As per the social distancing guidelines issued by the Ministry of Health and Family Welfare, it was underscored to “keep already planned weddings to a limited gathering, postpone all non-essential social and cultural gatherings”. Under the circumstances, most couples and their families have either decided to wait indefinitely for the situation to “normalise” or downsize the event by “90 per cent in terms of capacity, preparations, food, photography and people”, said Pranesh Padmanabhan, CEO, Studio31_Weddings, which operates in southern states.
While he said that the photography business has taken a hit, much like other sectors with “more than 65 per cent revenue loss”, creativity has bloomed. “Minimalism is beautiful and as photographers, we love it. We are getting creative, with less people to disturb us,” joked Padmanabhan, while mentioning how couples themselves tend to be at ease with not too many prying eyes around them, as is the case during big fat Indian weddings.
His company has been promoting small-scale weddings at homes and in marriage halls, with not over 30 people in attendance, including helpers. Padmanabhan believes people are opening up to the idea that less is more.
Avantika Raghavan, 29, a dermatologist, who tied the knot in the presence of 30 people at a small wedding hall in Chennai’s West Mambalam on March 30, with due police permission, says her original guest list “hovered around 1,500 as it was a much-anticipated wedding on both sides”. “Within a matter of 10 days,” she shares, “we had to find a small wedding hall near our place, cancel the bigger one, changed to a local caterer, with only few invitations printed and rest e-invites.”
She told indianexpress.com, “We had waited so long to start our life together.
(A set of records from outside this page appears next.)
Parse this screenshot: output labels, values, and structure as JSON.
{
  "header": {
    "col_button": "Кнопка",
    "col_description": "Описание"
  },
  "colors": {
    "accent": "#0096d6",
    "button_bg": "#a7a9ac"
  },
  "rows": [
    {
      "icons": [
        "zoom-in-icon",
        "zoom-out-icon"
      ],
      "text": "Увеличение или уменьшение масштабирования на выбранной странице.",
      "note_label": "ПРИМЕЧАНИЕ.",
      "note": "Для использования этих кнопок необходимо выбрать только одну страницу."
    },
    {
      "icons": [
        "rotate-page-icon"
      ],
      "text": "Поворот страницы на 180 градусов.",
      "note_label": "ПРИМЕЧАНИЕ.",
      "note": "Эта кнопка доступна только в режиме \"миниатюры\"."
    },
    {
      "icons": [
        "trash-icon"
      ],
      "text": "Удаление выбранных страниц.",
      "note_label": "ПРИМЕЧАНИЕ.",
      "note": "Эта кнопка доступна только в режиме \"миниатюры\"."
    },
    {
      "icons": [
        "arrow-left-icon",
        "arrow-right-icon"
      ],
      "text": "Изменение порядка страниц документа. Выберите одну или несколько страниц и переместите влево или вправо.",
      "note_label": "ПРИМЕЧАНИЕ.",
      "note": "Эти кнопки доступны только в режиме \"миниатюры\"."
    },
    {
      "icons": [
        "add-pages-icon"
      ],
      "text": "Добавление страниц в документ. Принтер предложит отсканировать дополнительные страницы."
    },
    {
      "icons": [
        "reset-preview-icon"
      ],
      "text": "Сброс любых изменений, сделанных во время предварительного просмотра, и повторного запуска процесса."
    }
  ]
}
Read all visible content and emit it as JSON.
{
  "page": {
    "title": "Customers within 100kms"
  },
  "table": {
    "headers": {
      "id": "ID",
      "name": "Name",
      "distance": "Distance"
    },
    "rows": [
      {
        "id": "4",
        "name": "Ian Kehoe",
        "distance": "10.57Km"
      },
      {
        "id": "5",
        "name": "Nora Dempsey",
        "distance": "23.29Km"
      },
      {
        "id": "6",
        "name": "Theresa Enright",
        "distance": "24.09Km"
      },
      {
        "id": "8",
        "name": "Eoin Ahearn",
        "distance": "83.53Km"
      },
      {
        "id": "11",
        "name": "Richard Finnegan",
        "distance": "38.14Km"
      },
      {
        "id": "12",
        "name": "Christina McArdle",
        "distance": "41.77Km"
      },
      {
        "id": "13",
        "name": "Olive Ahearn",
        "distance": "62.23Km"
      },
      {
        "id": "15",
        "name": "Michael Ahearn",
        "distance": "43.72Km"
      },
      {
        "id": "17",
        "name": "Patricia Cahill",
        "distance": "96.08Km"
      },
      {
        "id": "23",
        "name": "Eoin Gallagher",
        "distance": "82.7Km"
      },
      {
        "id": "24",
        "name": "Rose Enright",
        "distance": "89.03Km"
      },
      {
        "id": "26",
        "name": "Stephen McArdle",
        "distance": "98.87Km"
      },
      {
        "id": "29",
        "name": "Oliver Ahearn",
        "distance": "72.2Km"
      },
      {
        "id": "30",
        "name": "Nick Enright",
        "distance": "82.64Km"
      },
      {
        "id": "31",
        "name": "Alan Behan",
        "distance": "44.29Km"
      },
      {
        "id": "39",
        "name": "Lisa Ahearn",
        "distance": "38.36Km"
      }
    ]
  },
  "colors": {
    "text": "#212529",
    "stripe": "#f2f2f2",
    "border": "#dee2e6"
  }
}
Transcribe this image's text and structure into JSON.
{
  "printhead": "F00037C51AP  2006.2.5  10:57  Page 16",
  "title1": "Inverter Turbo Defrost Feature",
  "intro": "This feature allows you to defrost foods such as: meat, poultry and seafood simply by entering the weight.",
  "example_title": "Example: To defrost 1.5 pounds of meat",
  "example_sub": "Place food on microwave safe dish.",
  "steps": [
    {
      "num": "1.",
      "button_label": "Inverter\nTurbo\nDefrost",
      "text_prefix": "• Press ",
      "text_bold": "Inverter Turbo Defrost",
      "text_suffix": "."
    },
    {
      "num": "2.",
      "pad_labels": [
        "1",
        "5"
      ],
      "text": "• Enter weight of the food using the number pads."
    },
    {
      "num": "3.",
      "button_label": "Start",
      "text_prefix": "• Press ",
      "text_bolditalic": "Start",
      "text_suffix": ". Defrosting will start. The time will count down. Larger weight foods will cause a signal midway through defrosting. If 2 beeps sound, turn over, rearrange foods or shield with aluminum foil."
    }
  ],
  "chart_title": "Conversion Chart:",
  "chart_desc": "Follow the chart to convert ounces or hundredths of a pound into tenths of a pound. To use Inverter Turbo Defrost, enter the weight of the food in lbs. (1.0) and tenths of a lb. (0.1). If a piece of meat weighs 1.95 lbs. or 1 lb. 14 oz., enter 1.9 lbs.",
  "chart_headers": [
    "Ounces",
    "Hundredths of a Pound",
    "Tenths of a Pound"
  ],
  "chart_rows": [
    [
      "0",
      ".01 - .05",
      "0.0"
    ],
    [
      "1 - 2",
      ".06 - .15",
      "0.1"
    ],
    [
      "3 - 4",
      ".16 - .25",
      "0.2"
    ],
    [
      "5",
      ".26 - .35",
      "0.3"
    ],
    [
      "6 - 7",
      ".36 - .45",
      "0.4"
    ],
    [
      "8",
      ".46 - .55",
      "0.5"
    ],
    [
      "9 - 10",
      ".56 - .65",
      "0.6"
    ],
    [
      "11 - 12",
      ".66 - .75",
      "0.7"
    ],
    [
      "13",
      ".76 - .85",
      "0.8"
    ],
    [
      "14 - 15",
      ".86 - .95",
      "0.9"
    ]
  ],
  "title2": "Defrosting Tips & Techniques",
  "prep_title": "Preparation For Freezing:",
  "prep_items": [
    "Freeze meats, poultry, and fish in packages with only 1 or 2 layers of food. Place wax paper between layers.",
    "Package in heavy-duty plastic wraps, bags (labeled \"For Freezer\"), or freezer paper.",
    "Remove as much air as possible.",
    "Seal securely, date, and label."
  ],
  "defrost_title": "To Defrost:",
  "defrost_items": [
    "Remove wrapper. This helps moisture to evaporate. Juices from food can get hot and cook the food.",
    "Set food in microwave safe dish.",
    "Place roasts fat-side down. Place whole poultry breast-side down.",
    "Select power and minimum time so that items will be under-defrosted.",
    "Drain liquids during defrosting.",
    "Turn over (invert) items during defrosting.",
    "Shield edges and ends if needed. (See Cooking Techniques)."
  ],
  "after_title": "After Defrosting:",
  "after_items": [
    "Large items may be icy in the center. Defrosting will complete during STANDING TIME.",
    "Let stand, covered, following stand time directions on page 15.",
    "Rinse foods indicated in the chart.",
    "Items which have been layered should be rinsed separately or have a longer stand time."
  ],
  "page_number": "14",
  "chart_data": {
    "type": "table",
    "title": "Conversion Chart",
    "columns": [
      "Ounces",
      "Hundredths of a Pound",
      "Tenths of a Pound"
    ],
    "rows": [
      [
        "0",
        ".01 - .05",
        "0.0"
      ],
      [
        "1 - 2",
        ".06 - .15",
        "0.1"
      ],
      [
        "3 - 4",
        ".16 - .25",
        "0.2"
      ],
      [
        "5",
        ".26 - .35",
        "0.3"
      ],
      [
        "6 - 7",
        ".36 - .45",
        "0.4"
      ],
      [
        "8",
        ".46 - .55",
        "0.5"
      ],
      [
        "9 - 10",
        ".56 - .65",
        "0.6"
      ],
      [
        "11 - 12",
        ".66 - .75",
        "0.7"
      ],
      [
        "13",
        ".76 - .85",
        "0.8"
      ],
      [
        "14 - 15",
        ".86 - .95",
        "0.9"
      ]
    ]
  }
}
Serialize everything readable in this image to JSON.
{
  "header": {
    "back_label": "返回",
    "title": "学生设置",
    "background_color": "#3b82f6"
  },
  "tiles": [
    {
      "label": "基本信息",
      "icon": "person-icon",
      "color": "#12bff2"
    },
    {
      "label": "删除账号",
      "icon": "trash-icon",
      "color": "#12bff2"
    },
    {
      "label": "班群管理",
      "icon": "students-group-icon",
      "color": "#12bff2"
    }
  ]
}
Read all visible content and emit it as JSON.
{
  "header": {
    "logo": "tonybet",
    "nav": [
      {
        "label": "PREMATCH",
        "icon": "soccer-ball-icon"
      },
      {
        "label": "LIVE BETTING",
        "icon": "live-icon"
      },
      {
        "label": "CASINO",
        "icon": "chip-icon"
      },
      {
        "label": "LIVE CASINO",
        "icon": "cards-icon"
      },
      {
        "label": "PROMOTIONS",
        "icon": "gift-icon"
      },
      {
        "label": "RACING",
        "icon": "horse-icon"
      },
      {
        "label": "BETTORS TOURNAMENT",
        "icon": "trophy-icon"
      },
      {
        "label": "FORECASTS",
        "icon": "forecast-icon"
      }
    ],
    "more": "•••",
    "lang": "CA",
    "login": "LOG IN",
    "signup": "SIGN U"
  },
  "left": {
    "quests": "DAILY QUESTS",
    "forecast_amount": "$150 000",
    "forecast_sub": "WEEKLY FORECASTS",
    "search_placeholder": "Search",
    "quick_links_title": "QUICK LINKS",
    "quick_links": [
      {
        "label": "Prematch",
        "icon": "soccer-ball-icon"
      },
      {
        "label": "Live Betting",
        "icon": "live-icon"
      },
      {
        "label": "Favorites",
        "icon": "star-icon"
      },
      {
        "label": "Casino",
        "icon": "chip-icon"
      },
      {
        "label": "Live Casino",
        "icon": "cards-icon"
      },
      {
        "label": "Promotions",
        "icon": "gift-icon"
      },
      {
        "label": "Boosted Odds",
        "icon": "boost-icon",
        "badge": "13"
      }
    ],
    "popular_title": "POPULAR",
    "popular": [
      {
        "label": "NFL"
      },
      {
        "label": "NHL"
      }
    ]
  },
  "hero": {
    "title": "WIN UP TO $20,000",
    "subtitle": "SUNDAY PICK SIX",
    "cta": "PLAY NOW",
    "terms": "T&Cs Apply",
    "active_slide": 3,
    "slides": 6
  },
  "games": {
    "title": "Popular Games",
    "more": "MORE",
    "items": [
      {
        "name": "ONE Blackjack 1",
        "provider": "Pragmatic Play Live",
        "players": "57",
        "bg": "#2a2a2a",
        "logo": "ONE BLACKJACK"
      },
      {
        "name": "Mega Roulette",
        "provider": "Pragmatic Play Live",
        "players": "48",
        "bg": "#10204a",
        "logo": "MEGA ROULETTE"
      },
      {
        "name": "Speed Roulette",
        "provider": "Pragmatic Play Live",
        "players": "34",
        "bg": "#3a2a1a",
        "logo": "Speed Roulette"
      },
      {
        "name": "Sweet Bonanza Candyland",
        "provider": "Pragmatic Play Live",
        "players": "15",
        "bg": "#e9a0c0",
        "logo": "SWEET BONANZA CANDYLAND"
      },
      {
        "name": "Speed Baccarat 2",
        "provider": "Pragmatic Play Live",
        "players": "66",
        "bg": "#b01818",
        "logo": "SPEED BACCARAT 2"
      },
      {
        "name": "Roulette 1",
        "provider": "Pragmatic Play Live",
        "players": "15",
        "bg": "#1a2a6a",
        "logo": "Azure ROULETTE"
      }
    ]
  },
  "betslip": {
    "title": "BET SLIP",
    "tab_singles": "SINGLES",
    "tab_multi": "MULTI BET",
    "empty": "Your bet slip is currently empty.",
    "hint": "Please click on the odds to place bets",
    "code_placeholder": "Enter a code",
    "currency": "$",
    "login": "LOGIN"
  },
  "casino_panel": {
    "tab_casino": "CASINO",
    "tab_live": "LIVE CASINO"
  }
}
My husband always wanted a small intimate wedding with only close family and friends, so the lockdown kind of made his wish come true. Also, there were no auspicious dates after March 30.”
“The hall was cleaned with hospital-grade floor cleaners, surface disinfectants; hand sanitisers were kept at multiple places; masks were handed out at the entrance to those who didn’t wear one and only seven to eight were allowed to dine at a time,” said Raghavan, whose wedding was live-streamed to family and friends so they could be a part of it virtually.
*Only steel tumblers, no paper cups.
*No single-use plastics were used.
*Decor was minimalistic, with natural flowers only.
*Excess food was packaged and given away, not thrown.
*No packaged gifts, only blessings in kind.
*Thamboolam bags (wedding return gift bags) were made from upcycled/recycled cloth. An NGO called HelpHer made the bags from thrown curtain cloths, sofa covers, etc.
*Only few invitations were printed, rest were all e-invites.
Innovation is definitely the key, when it comes to couples making their wedding dreams come true during the pandemic.